Jeff (Jason Segel) is not a slacker. He is waiting for the universe to divulge itself.  Jeff’s preoccupation with his destiny does not lead him to a mountain top or year-long fast. Instead, he chooses to seek out clues from the safety of his couch. Jeff’s Mom Sharon (Susan Sarandon) and older brother Pat (Ed Helms) are fed up. Sharon has a career that involves responsibility, yet she can’t rely on Jeff to help complete simple household chores. Pat is married, has his own apartment AND owns a Porsche. Jeff hasn’t had a girlfriend since High School and doesn’t possess a driver’s license. Mom and Pat don’t get along very well either but one thing they can agree on is Jeff’s impeding Loser status.

Jay and Mark Duplass, Jeff, Who Lives At Home’s Director/Writer duo, are best known for Mumble-Core indie flicks like Cyrus and The Puffy Chair. Although Jeff, Who Lives At Home is quiet, Mark and Jay avoid boring audiences by producing a consistent tension in Jeff’s nature. Jeff’s immobility is not a meditation because he cannot ‘be.’ We see him struggle, often times comedically, with his undefined future. The moment we stoop to idealize, our nostrils get a whiff of convictions that reeking of weed.

Jeff (Jason Segel)

The same doubt-hope mixture is gradually doled out to Sharon and Pat. When their meticulously crafted lives are revealed to be just as empty, Jeff’s soul-searching is exactly what is needed to sort through each seemingly random puzzle piece. The result is snug-fitting, perhaps a little too perfect.
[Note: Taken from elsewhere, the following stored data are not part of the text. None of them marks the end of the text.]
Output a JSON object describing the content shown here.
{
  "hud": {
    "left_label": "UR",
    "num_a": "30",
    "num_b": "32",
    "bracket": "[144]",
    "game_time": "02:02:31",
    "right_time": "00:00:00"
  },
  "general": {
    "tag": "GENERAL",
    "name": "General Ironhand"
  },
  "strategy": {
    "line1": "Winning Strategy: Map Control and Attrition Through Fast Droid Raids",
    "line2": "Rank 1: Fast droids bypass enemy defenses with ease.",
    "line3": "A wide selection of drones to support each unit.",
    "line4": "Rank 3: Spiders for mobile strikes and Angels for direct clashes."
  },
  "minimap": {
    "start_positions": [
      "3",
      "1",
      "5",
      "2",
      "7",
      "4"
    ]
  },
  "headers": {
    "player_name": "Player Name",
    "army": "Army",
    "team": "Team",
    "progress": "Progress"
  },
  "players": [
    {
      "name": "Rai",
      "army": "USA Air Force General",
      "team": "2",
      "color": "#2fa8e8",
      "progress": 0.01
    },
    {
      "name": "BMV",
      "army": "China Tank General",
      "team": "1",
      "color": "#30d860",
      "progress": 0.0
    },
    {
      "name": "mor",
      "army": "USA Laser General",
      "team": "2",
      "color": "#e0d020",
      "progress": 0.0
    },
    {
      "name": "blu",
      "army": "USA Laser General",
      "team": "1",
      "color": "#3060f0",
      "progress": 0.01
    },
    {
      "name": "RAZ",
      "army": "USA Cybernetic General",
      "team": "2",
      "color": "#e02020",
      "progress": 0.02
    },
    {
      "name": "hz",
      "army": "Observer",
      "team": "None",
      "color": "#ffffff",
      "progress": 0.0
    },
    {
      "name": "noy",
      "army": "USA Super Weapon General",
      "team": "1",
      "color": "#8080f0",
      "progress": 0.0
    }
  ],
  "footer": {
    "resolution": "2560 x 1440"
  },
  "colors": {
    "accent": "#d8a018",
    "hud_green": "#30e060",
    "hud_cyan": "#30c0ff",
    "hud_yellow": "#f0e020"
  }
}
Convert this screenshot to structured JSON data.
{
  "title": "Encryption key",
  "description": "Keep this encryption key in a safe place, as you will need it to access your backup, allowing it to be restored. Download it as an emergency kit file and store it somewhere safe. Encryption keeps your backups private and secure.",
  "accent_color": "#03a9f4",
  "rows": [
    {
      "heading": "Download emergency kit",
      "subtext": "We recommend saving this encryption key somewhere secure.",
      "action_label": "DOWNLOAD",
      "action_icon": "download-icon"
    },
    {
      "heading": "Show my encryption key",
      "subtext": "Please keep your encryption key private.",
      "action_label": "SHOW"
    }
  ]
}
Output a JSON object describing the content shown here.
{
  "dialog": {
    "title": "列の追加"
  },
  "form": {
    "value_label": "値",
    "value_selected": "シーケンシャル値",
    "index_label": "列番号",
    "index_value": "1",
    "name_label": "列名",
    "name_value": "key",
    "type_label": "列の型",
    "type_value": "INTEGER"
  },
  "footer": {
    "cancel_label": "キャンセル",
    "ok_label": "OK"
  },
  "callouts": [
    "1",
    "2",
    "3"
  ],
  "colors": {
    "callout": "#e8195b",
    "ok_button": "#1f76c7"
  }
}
Though few would be paralyzed by fate’s big reveal, our decisions are stoked with the desire to be intentional. As much as we’d hate to admit it, we can’t predict the day to day, even when it is penciled in on our personal calendars. Jeff is smart in that he admits to not having answers. He goes on a pilgrimage to find them elsewhere. We tag along for the ride and there is no need to play dumb – we already are.